Opinião da Comunidade

José Luiz Alquéres escreve: Nuvens negras sobre Glasgow

José Luiz Alquéres escreve: Nuvens negras sobre Glasgow

Por: José Luiz Alquéres

Na época áurea das disputas entre países socialistas e capitalistas, uma frase muito comum do lado liberal é que o Estado não deveria se meter em nada que fosse do território da economia. Se cada um cuidasse dos seus interesses, com um Estado mínimo e cada um por si, no final as coisas se arranjariam bem – como se uma mão invisível ajustasse eventuais distorções.

Se isso já não era verdade na época, menos ainda será quando se trata da economia globalizada em um planeta que já é pequeno para quantidade de gente que abriga, como no modo atual de vida.

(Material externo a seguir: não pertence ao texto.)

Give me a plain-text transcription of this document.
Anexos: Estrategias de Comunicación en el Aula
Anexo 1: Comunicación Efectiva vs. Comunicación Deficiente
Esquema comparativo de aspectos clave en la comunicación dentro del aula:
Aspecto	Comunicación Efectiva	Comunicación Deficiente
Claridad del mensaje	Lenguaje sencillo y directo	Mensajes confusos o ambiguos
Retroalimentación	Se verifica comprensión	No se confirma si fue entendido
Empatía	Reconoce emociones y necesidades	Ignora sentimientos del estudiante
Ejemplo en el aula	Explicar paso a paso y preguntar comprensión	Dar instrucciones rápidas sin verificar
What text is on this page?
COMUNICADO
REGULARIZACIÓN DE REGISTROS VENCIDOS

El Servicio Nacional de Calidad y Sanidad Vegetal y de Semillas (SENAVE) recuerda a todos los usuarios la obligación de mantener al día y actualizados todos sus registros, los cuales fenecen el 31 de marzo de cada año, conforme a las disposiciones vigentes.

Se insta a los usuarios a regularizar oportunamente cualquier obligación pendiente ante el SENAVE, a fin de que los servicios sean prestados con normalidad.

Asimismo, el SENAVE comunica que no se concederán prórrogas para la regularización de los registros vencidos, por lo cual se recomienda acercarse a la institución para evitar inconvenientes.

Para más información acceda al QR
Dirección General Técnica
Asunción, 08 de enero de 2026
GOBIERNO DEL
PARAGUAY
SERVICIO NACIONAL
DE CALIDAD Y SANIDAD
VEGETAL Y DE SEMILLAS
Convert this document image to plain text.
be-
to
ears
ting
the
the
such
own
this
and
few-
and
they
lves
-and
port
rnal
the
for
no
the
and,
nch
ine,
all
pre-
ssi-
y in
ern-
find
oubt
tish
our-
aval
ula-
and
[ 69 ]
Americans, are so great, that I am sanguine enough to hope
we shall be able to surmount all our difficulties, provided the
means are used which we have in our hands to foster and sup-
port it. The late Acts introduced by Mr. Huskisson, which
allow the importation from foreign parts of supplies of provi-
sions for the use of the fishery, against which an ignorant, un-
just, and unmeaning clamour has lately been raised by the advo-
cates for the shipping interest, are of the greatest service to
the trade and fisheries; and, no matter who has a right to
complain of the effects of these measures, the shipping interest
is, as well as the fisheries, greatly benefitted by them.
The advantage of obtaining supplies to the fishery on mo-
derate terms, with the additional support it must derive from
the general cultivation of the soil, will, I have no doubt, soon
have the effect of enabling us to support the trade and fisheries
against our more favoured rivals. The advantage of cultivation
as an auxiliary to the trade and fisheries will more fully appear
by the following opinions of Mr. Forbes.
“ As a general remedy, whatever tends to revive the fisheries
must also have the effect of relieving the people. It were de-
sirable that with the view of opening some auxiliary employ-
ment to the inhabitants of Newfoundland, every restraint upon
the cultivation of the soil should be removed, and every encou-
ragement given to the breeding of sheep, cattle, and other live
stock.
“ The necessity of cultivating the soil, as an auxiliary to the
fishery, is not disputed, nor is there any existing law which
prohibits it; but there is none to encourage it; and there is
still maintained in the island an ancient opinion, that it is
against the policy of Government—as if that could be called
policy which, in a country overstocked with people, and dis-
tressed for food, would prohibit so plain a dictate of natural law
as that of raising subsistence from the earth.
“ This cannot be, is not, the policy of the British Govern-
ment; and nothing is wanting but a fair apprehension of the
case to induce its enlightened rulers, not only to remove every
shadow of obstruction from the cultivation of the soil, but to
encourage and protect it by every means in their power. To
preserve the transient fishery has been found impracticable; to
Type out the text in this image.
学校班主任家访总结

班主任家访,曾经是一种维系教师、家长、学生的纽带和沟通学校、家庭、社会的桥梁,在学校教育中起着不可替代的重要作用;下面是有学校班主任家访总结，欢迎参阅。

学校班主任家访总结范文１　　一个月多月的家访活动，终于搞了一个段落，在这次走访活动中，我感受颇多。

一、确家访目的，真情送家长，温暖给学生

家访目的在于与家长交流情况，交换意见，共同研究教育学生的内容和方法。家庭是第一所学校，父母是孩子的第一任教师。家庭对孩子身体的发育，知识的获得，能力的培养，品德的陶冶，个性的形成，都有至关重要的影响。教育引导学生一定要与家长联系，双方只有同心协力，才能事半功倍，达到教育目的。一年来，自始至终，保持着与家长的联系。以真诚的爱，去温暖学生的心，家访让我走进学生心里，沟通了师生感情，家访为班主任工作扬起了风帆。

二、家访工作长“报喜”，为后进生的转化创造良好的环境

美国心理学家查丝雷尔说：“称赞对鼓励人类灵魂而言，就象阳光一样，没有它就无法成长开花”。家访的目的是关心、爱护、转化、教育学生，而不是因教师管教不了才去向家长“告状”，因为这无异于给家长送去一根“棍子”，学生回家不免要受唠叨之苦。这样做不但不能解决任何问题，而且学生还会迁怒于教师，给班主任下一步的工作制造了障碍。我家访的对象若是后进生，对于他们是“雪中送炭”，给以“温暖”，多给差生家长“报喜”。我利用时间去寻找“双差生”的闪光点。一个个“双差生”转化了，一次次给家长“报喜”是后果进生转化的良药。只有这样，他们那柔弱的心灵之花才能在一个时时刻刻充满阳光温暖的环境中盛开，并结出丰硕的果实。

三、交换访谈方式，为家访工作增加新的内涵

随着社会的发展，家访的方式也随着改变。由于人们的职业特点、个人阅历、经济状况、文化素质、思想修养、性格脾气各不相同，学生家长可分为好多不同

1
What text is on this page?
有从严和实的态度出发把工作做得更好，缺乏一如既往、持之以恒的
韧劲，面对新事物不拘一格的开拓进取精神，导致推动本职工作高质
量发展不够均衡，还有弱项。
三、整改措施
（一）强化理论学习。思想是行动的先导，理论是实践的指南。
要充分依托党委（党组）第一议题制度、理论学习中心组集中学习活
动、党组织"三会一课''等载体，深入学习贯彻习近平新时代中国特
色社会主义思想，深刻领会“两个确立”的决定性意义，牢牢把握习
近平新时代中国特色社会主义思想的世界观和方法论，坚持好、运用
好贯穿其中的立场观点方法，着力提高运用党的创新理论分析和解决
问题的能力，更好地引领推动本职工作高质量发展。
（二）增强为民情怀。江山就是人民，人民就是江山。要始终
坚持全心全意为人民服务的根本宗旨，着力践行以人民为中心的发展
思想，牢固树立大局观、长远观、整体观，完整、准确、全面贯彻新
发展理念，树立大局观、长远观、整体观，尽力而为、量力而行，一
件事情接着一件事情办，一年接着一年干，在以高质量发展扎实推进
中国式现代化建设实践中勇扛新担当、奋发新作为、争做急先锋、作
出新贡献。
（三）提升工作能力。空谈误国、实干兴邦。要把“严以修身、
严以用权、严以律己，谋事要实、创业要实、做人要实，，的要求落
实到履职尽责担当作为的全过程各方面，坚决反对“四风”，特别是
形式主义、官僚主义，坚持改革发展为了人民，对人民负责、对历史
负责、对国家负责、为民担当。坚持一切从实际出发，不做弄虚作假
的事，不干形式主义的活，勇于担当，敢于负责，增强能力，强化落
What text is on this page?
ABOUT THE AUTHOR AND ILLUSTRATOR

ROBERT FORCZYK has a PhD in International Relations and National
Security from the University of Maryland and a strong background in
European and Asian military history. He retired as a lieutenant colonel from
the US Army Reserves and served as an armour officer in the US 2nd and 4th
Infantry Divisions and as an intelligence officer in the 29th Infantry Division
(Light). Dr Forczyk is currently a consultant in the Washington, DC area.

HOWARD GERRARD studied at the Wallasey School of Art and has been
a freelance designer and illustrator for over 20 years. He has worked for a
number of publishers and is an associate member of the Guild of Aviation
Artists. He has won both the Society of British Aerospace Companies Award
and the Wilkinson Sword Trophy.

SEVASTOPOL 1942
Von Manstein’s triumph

Para resolver seus problemas internos, as nações foram caindo em si e criando um grande aparato chamado Estado Regulador, disciplinando regras de competição em vários segmentos. Da saúde até a energia, das finanças até os transportes, além de executarem certos serviços diretamente, como o de segurança pública.

Agora as condições de sustentabilidade de vida em nosso planeta requerem algo muito mais ambicioso, uma regulação supranacional, que previna a ocorrência de desastres ambientais. Para horror de quem vê a presença da insensatez nas lições da história, o mundo parece ter esquecido que, em alguns temas, o “cada um por si” não funciona.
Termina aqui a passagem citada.